You can wrap field resolvers to time how long they take.
module Instruments::Timing
def self.instrument(type, field)
old_resolve = field.resolve_proc
field.redefine do
resolve ->(obj, args, ctx) do
start = Time.now
result = old_resolve.call(obj, args, ctx)
duration = Time.now - start
Rails.logger.info("#{field.owner.name}.#{field.name}: #{duration}s")
result
end
end
end
end
You can also analyze the incoming query itself to prevent very complex requests from overloading your server. You might limit the depth of nested fields or the total number of fields requested.
class MySchema < GraphQL::Schema
max_depth 10
max_complexity 200
end
For modern applications, static data isn’t enough. Users expect live updates. GraphQL subscriptions provide this real-time layer. When something changes on the server, it can push that update to subscribed clients. In Rails, this often works with Action Cable.

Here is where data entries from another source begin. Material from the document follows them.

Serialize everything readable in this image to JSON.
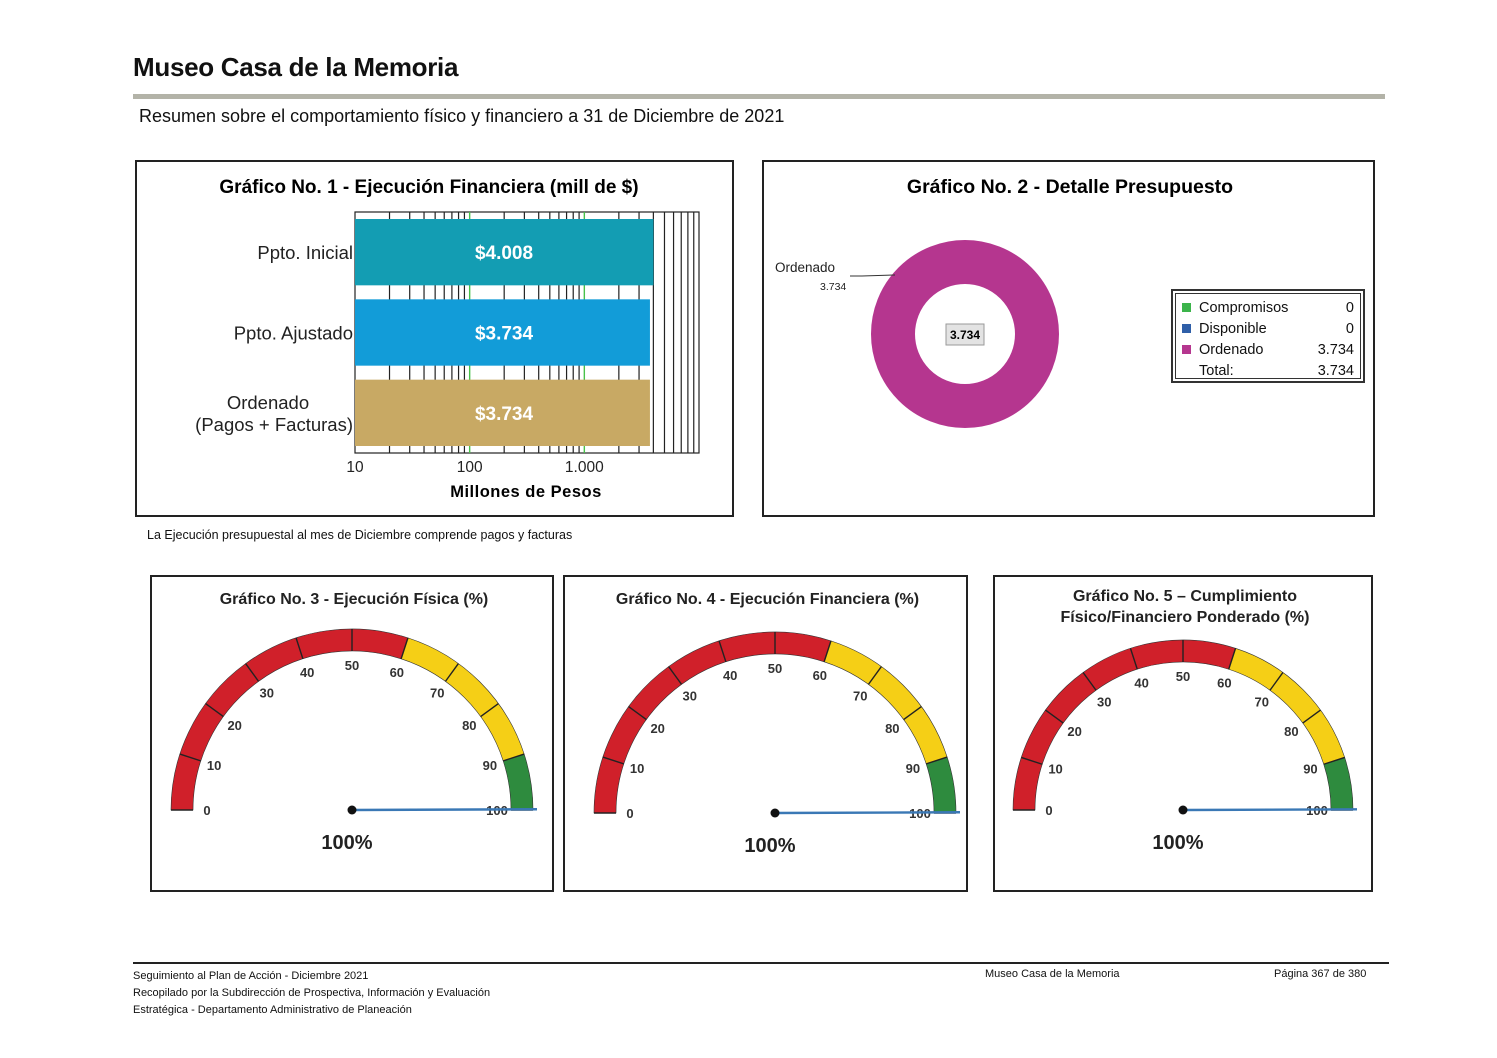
{
  "header": {
    "title": "Museo Casa de la Memoria",
    "subtitle": "Resumen sobre el comportamiento físico y financiero a 31 de Diciembre de 2021"
  },
  "note": "La Ejecución presupuestal al mes de Diciembre comprende pagos y facturas",
  "chart_data": [
    {
      "type": "bar",
      "orientation": "horizontal",
      "title": "Gráfico No. 1 - Ejecución Financiera (mill de $)",
      "xlabel": "Millones de Pesos",
      "x_scale": "log",
      "xlim": [
        10,
        10000
      ],
      "x_ticks": [
        "10",
        "100",
        "1.000"
      ],
      "categories": [
        "Ppto. Inicial",
        "Ppto. Ajustado",
        "Ordenado (Pagos + Facturas)"
      ],
      "category_lines": [
        [
          "Ppto. Inicial"
        ],
        [
          "Ppto. Ajustado"
        ],
        [
          "Ordenado",
          "(Pagos + Facturas)"
        ]
      ],
      "values": [
        4008,
        3734,
        3734
      ],
      "value_labels": [
        "$4.008",
        "$3.734",
        "$3.734"
      ],
      "colors": [
        "#139db3",
        "#129cd8",
        "#c8a964"
      ]
    },
    {
      "type": "pie",
      "style": "donut",
      "title": "Gráfico No. 2 - Detalle Presupuesto",
      "slices": [
        {
          "name": "Compromisos",
          "value": 0,
          "value_label": "0",
          "color": "#3cb44b"
        },
        {
          "name": "Disponible",
          "value": 0,
          "value_label": "0",
          "color": "#2f5fa8"
        },
        {
          "name": "Ordenado",
          "value": 3734,
          "value_label": "3.734",
          "color": "#b5368f"
        }
      ],
      "total_label": "Total:",
      "total_value": "3.734",
      "callout_name": "Ordenado",
      "callout_value": "3.734",
      "center_label": "3.734",
      "legend_position": "right"
    },
    {
      "type": "gauge",
      "title_lines": [
        "Gráfico No. 3 -  Ejecución Física (%)"
      ],
      "min": 0,
      "max": 100,
      "value": 100,
      "value_label": "100%",
      "tick_labels": [
        "0",
        "10",
        "20",
        "30",
        "40",
        "50",
        "60",
        "70",
        "80",
        "90",
        "100"
      ],
      "bands": [
        {
          "from": 0,
          "to": 60,
          "color": "#d0202a"
        },
        {
          "from": 60,
          "to": 90,
          "color": "#f5cf16"
        },
        {
          "from": 90,
          "to": 100,
          "color": "#2e8b3e"
        }
      ]
    },
    {
      "type": "gauge",
      "title_lines": [
        "Gráfico No. 4 -  Ejecución Financiera (%)"
      ],
      "min": 0,
      "max": 100,
      "value": 100,
      "value_label": "100%",
      "tick_labels": [
        "0",
        "10",
        "20",
        "30",
        "40",
        "50",
        "60",
        "70",
        "80",
        "90",
        "100"
      ],
      "bands": [
        {
          "from": 0,
          "to": 60,
          "color": "#d0202a"
        },
        {
          "from": 60,
          "to": 90,
          "color": "#f5cf16"
        },
        {
          "from": 90,
          "to": 100,
          "color": "#2e8b3e"
        }
      ]
    },
    {
      "type": "gauge",
      "title_lines": [
        "Gráfico No. 5 – Cumplimiento",
        "Físico/Financiero Ponderado (%)"
      ],
      "min": 0,
      "max": 100,
      "value": 100,
      "value_label": "100%",
      "tick_labels": [
        "0",
        "10",
        "20",
        "30",
        "40",
        "50",
        "60",
        "70",
        "80",
        "90",
        "100"
      ],
      "bands": [
        {
          "from": 0,
          "to": 60,
          "color": "#d0202a"
        },
        {
          "from": 60,
          "to": 90,
          "color": "#f5cf16"
        },
        {
          "from": 90,
          "to": 100,
          "color": "#2e8b3e"
        }
      ]
    }
  ],
  "footer": {
    "left_lines": [
      "Seguimiento al Plan de Acción - Diciembre 2021",
      "Recopilado por la Subdirección de Prospectiva, Información y Evaluación",
      "Estratégica - Departamento Administrativo de Planeación"
    ],
    "center": "Museo Casa de la Memoria",
    "right": "Página 367 de 380"
  }
}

First, you define a subscription type, which is like a query that listens for events.
class Subscriptions::OrderShipped < Subscriptions::BaseSubscription
field :order, Types::OrderType, null: false
field :tracking_number, String, null: true
def subscribe
# Code to authorize the subscription
end
def update
# Code to send data when the event occurs
{ order: object, tracking_number: object.tracking_code }
end
end
You trigger this subscription from elsewhere in your code, like in an Order model after_save callback.
def broadcast_shipped
Subscriptions::OrderShipped.trigger(order_id: id)
end
Performance isn’t just about database queries. Often, you can avoid calculating the same response twice by using a cache. GraphQL caching can happen at different levels. You can cache the entire response for a given query.
class GraphQLController < ApplicationController
def execute
cache_key = generate_cache_key(params[:query], params[:variables])
result = Rails.cache.fetch(cache_key, expires_in: 5.minutes) do
MySchema.execute(params[:query], variables: params[:variables])
end
render json: result
end
end
You can also cache at the field level. This is useful for expensive calculations that don’t change often.
field :weekly_report, String, null: false
def weekly_report
Rails.cache.fetch(["weekly_report", object.id], expires_in: 1.hour) do
object.generate_complex_report
end
end
Finally, APIs change. New features need new fields. Old fields become outdated. You need a plan for this evolution. In GraphQL, you can deprecate fields without removing them right away. This gives client developers time to update their code.
field :old_email, String, null: true,
deprecation_reason: "Use the 'email' field instead."
For larger changes, you might need to version your entire schema. One approach is to run multiple schemas side-by-side, routing requests based on a version header from the client.
class ApiController < ApplicationController
def execute
version = request.headers['X-Api-Version'] || 'v1'
schema = version == 'v2' ? V2Schema : V1Schema
result = schema.execute(params[:query], variables: params[:variables])
render json: result
end
end
These patterns—structured schemas, batch loading, clear mutations, monitoring, real-time subscriptions, caching, and versioning—form a toolkit. They help you build a GraphQL API in Rails that is not just functional, but also robust and scalable. Each one addresses a specific challenge you’ll meet as your application grows from a simple idea to a platform serving many clients. Start with a solid schema, protect it from slow queries, make changes safely, and keep an eye on its health. This approach has served me well, and it can provide a strong foundation for your projects too.